Using SEM, the measurement invariance test is to use chi_square difference to assess whether a set of indicators reflects a latent variable equally well across groups in the sample. The constrained model is one in which factor loadings are specified to be equal for each class of the grouping variable. If the constrained model is not significantly worse, then the researcher concludes the indicators are valid across groups. This procedure is also called multiple group CFA. If the model fails this test, then it is necessary to examine each indicator for group invariance, since some indicators may still be invariant. This procedure, called the partial measurement invariance test is discussed by Kline (1998: 225 ff.).

 

Using SEM, the orthogonality test is similar to the redundancy test, but factor correlations are set to 0. If the constrained model is not significantly worse than the unconstrained one, the factors in the model can be considered orthogonal (uncorrelated, independent). This test requires at least three indicators per factor.

 

 

5. When is a confirmatory factor analysis (CFA) model identified in SEM?

CFA models in SEM have no causal paths (straight arrows in the diagram) connecting the latent variables. The latent variables may be allowed to correlate (oblique factors) or be constrained to 0 covariance (orthogonal factors). CFA analysis in SEM usually focuses on analysis of the error terms of the indicator variables (see previous question and answer). Like other models, CFA models in SEM must be identified for there to be a unique solution.

 

In a standard CFA model each indicator is specified to load only on one factor, measurement error terms are specified to be uncorrelated with each other, and all factors are allowed to correlate with each other. One_factor standard models are identified if the factor has three or more indicators. Multi_factor standard models are identified if each factor has two or more indicators.

 

Non_standard CFA models, where indicators load on multiple factors and/or measurement errors are correlated, may nonetheless be identified. It is probably easiest to test identification for such models by running SEM for prestest of fictional data for the model, since SEM programs normally generate error messages signaling any underidentification problems. Non_standard models will not be identified if there are more parameters than observations. (Observations equal v(v+1)/2, where v is the number of observed indicator variables in the model.

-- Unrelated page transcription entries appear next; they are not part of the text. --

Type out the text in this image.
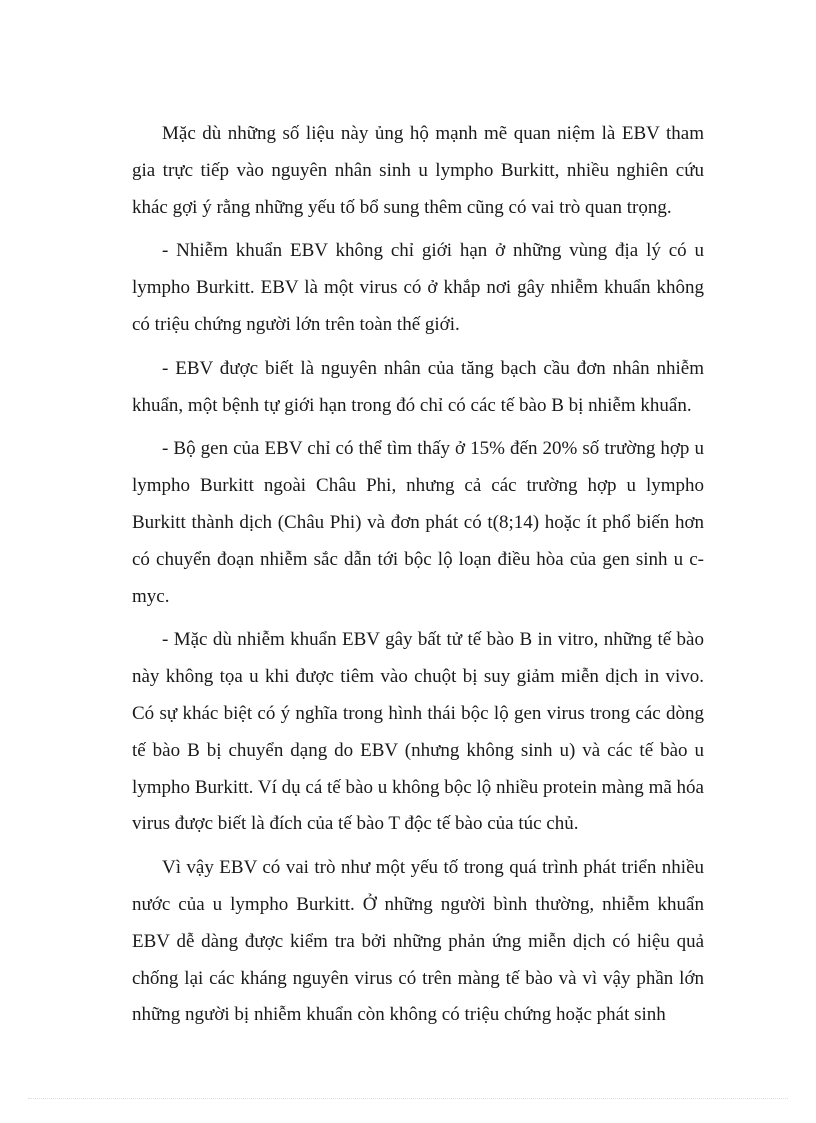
Mặc dù những số liệu này ủng hộ mạnh mẽ quan niệm là EBV tham gia trực tiếp vào nguyên nhân sinh u lympho Burkitt, nhiều nghiên cứu khác gợi ý rằng những yếu tố bổ sung thêm cũng có vai trò quan trọng.

- Nhiễm khuẩn EBV không chỉ giới hạn ở những vùng địa lý có u lympho Burkitt. EBV là một virus có ở khắp nơi gây nhiễm khuẩn không có triệu chứng người lớn trên toàn thế giới.

- EBV được biết là nguyên nhân của tăng bạch cầu đơn nhân nhiễm khuẩn, một bệnh tự giới hạn trong đó chỉ có các tế bào B bị nhiễm khuẩn.

- Bộ gen của EBV chỉ có thể tìm thấy ở 15% đến 20% số trường hợp u lympho Burkitt ngoài Châu Phi, nhưng cả các trường hợp u lympho Burkitt thành dịch (Châu Phi) và đơn phát có t(8;14) hoặc ít phổ biến hơn có chuyển đoạn nhiễm sắc dẫn tới bộc lộ loạn điều hòa của gen sinh u c-myc.

- Mặc dù nhiễm khuẩn EBV gây bất tử tế bào B in vitro, những tế bào này không tọa u khi được tiêm vào chuột bị suy giảm miễn dịch in vivo. Có sự khác biệt có ý nghĩa trong hình thái bộc lộ gen virus trong các dòng tế bào B bị chuyển dạng do EBV (nhưng không sinh u) và các tế bào u lympho Burkitt. Ví dụ cá tế bào u không bộc lộ nhiều protein màng mã hóa virus được biết là đích của tế bào T độc tế bào của túc chủ.

Vì vậy EBV có vai trò như một yếu tố trong quá trình phát triển nhiều nước của u lympho Burkitt. Ở những người bình thường, nhiễm khuẩn EBV dễ dàng được kiểm tra bởi những phản ứng miễn dịch có hiệu quả chống lại các kháng nguyên virus có trên màng tế bào và vì vậy phần lớn những người bị nhiễm khuẩn còn không có triệu chứng hoặc phát sinh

Parameters equal the number of unconstrained arrows from the latent variables to the indicator variables [unconstrained arrows are the one per latent variable constrained to 1.0, used to set the metric for that latent variable], plus the number of two_headed arrows in the model [indicating correlation of factors and/or of measurement errors], plus the number of variances [which equals the number of indicator variables plus the number of latent variables].) Note that meeting the parameters >= observations test does not guarantee identification, however.

 

6. Do severe departures from normal distributions matter in SEM?

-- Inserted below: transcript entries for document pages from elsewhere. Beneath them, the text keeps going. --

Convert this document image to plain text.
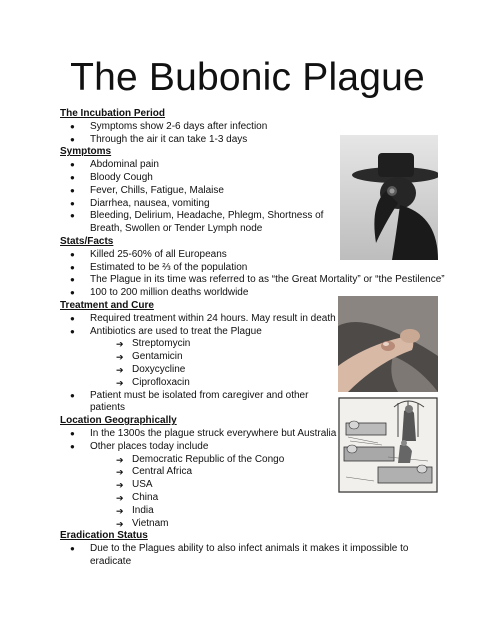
The Bubonic Plague
The Incubation Period
● Symptoms show 2-6 days after infection
● Through the air it can take 1-3 days
Symptoms
● Abdominal pain
● Bloody Cough
● Fever, Chills, Fatigue, Malaise
● Diarrhea, nausea, vomiting
● Bleeding, Delirium, Headache, Phlegm, Shortness of Breath, Swollen or Tender Lymph node
Stats/Facts
● Killed 25-60% of all Europeans
● Estimated to be ⅔ of the population
● The Plague in its time was referred to as “the Great Mortality” or “the Pestilence”
● 100 to 200 million deaths worldwide
Treatment and Cure
● Required treatment within 24 hours. May result in death
● Antibiotics are used to treat the Plague
➔ Streptomycin
➔ Gentamicin
➔ Doxycycline
➔ Ciprofloxacin
● Patient must be isolated from caregiver and other patients
Location Geographically
● In the 1300s the plague struck everywhere but Australia
● Other places today include
➔ Democratic Republic of the Congo
➔ Central Africa
➔ USA
➔ China
➔ India
➔ Vietnam
Eradication Status
● Due to the Plagues ability to also infect animals it makes it impossible to eradicate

Multivariate normal distribution of the indicators: That is, each indicator should be normally distributed for each value of each other indicator. Even small departures from multivariate normality can lead to large differences in this chi_square test, undermining its utility. In general, simulation studies (Kline, 1998: 209) suggest that under conditions of severe non_normality of data, SEM parameter estimates (ex., path estimates) are still fairly accurate but corresponding significance coefficients are too high. This means that for significance tests of parameters, there is a bias toward Type II errors (considering the parameter significant when it is not). Recall that for the chi_square test of goodness of fit of the model as a whole, the chi_square value should not be significant if there is a good model fit. Lack of multivariate normality inflates the chi_square statistic such that the overall chi_square fit statistic for the model as a whole is biased toward Type I error (rejecting a model which should not be rejected).